My visit also took me to Elmina Castle, another slave fort in
Cape Coast, and the Osu Castle in Accra. Both sites were equally
disturbing – and emotionally draining. There are 60 such forts
along Ghana’s 300-mile stretch of coast. After spending time at
some of them, I realised that, in my mission to understand Ghanaian
history better, I should not focus simply on slavery.

The best way to understand Ghanaian culture, it transpired, is
to meet local artisans, who, before Covid hit, were contributing to
a flourishing tourism sector by turning traditional skills into
businesses. Venturing into Akosombo, a small town in the country’s
Eastern Region, I met Nomoda Ebenezer Djaba at his Cedi Beads
factory. Being adorned with statement jewellery has for centuries
been an integral part of Ghanaian ceremonies such as births,
marriages and funeral ceremonies. At the factory, Djaba showed me
the process of how traditional Ghanaian glass beads – often
referred to as “krobo beads” – are created from raw materials –
recycled old bottles and broken glass. Watching this intricate
procedure left me with a newfound respect for the time-honoured art
I had been wearing around my neck.


I also explored Lake Volta, the largest man-made body of water
in the world based on surface area, contained behind the Akosombo
Dam. It generates a substantial amount of Ghana’s electricity and
was the country’s most ambitious development project, as a newly
independent state in 1966, led by Ghana’s first president Kwame
Nkrumah. Nkrumah was a character I had long heard about and his
revolutionary ideology is still heavily revered around the African
continent today. Walking through Accra’s Kwame Nkrumah Mausoleum,
captivated by the bronze statues, fountains, and peacocks, I was
most drawn to the impeccably curated collection of Nkrumah’s
personal belongings, which included the smock he wore while
declaring Ghana’s independence, as well as copies of personal
correspondence and numerous photos of him standing shoulder to
shoulder with various world leaders – including Fidel Castro.

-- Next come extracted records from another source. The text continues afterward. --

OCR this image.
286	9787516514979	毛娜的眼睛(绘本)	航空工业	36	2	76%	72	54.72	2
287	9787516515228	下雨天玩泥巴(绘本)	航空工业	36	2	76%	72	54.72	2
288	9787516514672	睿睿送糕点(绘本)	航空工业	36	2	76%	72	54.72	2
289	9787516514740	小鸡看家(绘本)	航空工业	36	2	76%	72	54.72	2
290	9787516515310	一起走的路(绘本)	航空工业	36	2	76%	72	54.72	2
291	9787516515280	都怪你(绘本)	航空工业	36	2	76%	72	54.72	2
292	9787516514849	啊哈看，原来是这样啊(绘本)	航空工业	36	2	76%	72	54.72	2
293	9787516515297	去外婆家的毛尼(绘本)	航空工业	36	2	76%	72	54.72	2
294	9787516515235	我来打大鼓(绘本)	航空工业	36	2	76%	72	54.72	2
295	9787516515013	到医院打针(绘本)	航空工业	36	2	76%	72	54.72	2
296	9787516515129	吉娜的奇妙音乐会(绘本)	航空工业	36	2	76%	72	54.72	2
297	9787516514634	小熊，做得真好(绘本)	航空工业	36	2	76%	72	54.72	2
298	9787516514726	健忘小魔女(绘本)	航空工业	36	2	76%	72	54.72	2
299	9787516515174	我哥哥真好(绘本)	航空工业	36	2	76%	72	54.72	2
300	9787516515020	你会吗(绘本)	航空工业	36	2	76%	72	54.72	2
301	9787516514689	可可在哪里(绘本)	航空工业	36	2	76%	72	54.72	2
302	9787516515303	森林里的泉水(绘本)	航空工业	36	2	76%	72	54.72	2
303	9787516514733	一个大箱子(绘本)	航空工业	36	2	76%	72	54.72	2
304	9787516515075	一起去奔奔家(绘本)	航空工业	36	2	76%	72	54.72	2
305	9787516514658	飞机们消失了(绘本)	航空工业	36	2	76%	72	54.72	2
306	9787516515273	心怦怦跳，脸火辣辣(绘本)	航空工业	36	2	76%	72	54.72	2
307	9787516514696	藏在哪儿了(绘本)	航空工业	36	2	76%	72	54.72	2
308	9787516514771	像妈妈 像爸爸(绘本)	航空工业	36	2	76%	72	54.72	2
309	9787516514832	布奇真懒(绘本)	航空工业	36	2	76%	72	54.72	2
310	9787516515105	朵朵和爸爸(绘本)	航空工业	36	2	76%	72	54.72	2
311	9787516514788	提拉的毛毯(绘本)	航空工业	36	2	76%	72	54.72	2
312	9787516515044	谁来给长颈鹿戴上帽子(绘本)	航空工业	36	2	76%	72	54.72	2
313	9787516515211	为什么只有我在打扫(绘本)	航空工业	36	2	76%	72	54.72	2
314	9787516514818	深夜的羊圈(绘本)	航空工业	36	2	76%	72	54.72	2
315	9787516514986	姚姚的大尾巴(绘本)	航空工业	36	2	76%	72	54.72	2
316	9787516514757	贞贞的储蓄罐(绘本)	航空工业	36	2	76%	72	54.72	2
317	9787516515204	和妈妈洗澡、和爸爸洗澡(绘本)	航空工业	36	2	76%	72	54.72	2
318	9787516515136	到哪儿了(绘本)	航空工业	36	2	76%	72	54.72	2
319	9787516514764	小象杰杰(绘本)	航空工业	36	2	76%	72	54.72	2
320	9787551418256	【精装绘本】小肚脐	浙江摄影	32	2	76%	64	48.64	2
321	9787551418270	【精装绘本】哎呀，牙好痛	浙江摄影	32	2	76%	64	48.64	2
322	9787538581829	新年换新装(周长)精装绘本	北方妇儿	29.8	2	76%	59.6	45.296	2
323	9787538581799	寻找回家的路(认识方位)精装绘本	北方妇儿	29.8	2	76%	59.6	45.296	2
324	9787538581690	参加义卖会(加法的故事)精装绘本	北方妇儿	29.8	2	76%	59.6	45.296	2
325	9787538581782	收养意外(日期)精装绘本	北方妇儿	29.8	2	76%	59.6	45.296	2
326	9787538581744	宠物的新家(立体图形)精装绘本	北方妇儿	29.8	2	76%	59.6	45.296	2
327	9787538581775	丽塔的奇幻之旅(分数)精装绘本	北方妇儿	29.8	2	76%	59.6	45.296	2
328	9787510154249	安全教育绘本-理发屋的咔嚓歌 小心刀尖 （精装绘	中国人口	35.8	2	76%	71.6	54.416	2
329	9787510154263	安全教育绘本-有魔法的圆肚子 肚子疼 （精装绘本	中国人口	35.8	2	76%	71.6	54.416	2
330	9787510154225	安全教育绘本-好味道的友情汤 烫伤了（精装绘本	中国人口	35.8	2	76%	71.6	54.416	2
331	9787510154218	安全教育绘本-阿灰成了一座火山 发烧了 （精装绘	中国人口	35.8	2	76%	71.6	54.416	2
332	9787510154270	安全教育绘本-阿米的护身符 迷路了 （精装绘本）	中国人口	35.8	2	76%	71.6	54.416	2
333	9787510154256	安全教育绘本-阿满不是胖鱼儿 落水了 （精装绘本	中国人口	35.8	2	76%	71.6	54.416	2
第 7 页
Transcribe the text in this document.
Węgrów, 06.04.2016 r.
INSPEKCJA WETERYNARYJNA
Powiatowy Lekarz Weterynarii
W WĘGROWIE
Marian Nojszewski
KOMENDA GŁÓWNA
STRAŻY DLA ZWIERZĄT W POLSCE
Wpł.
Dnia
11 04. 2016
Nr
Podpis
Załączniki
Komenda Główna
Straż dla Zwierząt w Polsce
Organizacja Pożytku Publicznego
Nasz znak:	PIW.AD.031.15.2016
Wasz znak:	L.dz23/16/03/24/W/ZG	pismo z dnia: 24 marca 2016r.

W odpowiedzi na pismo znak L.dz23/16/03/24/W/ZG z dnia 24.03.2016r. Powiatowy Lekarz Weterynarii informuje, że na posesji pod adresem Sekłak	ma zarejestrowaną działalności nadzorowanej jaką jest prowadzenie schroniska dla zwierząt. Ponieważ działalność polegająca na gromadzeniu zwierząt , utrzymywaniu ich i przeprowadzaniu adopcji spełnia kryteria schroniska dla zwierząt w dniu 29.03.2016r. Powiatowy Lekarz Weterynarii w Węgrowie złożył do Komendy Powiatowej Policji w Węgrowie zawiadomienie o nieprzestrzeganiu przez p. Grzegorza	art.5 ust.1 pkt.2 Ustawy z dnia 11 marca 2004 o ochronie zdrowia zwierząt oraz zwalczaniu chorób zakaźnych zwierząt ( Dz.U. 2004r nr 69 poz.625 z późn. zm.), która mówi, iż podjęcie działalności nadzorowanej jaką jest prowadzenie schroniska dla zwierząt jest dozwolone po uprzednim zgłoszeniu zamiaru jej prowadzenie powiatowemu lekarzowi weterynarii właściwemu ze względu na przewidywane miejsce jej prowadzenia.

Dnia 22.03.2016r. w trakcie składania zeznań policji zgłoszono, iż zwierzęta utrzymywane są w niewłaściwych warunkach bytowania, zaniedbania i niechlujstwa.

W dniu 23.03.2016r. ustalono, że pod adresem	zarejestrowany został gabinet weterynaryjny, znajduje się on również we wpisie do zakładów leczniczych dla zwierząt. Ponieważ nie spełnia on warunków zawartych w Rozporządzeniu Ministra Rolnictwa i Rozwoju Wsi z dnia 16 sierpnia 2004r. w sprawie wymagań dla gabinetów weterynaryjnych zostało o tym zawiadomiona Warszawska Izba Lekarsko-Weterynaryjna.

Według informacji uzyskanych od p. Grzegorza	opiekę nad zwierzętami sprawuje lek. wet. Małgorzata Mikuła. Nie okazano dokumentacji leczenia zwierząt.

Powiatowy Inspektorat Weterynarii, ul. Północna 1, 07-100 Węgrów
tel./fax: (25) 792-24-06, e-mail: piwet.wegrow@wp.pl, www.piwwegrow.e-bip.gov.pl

In stark contrast to the mausoleum and its gardens’ tranquility
was the organised chaos of the capital’s Makola Market. Here, I was
surrounded by a multitude of women traders, along with a handful of
men, all of whom called me over to peruse their goods. They were
selling everything under the sun, my favourites being the colourful
afrocentric wax-print fabrics for tailoring, authentic shea butter
for the skin and the feast of Ghanaian delicacies such as yam,
kenkey (a corn-based dumpling), dried fish and freshly baked bread.
Despite being “Ghanaian”, vendors still clocked me as “foreigner”
and hiked up their prices accordingly, leading to repeated rounds
of haggling.


No longer a child, and exploring this country as a solo
British-Ghanaian woman, I – at times – felt like a fish out of
water. I still don’t know where I quite fit in with it all. There
remains a lot for me to discover about Ghana, from the
fast-changing cosmopolitan appeal of Accra to the quiet simplicity
of rural villages. But, as my plane readied for take-off from
Kotoko Airport, I smiled; I had finally become acquainted with my
home away from home. And now that Ghana has started rolling out its
vaccination programme, I eagerly anticipate the day when I will be
greeted by the word “Akwaaba” once again.